2Dedicate focused revision to UAE-specific regulations, including DHA scope of practice, controlled-drug prescribing, communicable-disease notification timeframes and confidentiality law, as these recur on the assessment.
3Practise under timed conditions to build the pace needed for ~150 MCQs, and review every wrong answer's explanation to convert errors into durable learning.

Frequently Asked Questions

How many questions are on the DHA Specialist exam and how long is it?

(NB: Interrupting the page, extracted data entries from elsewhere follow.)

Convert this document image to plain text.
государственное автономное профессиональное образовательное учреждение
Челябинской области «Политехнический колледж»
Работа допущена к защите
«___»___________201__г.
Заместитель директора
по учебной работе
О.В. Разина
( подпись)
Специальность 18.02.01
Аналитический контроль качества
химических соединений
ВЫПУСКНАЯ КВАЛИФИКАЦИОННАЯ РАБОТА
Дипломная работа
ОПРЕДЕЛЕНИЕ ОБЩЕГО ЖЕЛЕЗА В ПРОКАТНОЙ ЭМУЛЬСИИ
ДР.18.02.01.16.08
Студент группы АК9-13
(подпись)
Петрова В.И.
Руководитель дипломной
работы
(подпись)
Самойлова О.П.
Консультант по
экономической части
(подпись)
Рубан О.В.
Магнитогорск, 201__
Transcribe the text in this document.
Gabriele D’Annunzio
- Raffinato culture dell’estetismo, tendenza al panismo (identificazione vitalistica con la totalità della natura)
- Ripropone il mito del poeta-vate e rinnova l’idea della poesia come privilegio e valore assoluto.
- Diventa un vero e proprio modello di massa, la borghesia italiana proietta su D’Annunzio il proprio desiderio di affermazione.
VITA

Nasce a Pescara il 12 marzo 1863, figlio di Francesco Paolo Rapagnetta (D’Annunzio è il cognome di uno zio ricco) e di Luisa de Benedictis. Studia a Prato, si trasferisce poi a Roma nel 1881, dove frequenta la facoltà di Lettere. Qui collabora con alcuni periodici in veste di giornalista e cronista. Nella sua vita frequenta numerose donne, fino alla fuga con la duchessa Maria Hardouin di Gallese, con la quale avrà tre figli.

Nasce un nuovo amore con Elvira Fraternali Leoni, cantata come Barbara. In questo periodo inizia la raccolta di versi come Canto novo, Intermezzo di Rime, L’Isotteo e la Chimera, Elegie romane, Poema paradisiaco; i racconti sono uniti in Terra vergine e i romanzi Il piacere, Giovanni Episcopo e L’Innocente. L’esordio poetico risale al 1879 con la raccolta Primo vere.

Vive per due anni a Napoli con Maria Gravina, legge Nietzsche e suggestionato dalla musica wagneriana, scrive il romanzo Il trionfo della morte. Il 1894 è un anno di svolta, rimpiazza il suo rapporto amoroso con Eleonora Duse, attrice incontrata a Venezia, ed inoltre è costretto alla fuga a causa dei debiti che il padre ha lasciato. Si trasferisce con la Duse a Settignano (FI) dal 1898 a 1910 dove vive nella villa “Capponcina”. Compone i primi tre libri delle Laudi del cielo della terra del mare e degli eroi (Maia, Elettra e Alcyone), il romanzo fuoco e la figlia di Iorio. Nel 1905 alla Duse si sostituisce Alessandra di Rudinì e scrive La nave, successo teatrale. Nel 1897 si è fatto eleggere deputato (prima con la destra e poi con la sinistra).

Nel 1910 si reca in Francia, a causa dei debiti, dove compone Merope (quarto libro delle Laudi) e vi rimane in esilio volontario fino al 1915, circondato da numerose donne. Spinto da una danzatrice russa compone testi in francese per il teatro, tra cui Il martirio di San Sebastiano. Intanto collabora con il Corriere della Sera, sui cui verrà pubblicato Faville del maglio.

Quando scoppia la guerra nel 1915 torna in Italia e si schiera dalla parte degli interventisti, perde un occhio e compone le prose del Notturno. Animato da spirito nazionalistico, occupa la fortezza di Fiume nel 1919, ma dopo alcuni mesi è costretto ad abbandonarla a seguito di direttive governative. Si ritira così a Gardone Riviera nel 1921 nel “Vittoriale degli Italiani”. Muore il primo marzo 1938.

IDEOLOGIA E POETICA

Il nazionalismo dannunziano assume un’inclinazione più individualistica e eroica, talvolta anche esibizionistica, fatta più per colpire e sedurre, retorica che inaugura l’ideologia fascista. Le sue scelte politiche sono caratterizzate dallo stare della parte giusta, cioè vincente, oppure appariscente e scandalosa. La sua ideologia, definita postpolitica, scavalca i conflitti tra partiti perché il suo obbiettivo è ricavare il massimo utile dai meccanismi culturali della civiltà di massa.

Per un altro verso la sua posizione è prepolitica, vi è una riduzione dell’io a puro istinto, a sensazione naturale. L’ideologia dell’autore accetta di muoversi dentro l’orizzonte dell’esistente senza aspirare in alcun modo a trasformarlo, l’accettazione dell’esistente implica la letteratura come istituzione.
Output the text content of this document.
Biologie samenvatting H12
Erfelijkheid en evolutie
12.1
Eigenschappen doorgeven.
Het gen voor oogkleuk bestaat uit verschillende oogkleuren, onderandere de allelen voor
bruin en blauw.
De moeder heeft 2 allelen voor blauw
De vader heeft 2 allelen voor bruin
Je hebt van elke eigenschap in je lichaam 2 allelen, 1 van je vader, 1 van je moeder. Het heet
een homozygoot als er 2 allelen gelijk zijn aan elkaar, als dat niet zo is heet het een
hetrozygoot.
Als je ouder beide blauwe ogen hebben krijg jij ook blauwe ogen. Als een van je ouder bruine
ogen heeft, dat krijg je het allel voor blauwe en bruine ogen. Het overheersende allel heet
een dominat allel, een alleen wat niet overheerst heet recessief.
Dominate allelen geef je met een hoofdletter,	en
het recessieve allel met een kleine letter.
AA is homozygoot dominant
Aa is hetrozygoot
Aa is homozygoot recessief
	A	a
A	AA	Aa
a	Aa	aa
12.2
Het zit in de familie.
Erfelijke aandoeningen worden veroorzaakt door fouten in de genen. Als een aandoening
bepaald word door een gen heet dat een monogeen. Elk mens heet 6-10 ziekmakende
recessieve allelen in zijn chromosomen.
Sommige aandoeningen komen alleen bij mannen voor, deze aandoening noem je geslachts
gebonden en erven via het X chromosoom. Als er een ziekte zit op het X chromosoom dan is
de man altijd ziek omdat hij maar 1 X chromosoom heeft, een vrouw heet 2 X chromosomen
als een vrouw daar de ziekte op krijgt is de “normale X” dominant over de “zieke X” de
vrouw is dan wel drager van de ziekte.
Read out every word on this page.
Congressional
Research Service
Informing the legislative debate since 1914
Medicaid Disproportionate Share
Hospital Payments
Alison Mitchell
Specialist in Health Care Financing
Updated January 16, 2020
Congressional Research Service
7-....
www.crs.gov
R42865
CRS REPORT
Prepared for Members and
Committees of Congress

The DHA specialist exam is a Prometric computer-based test that commonly contains around 150 single-best-answer MCQs to be completed in roughly 150-170 minutes. The exact count and time can vary by specialty, so confirm your specialty's structure on the Sheryan portal.

What is the passing score for the DHA Specialist exam?

Most DHA specialty exams require approximately 60% to pass, although some specialties set a higher standard. The result is reported as Pass or Fail in your Sheryan account, and you should verify your specialty's specific standard with Dubai Health.

How do I become eligible to sit the DHA Specialist exam?

Candidates apply through the Sheryan portal, complete DataFlow Primary Source Verification of their qualifications, and must hold a recognised postgraduate specialist qualification with the required experience. Once eligibility is confirmed, you schedule the exam on the Prometric website.

How many attempts are allowed for the DHA exam?

Candidates are generally allowed up to three attempts per year. If all three attempts in a cycle are unsuccessful, a waiting period may apply before reapplying. Confirm current rules via Dubai Health, as policies can change.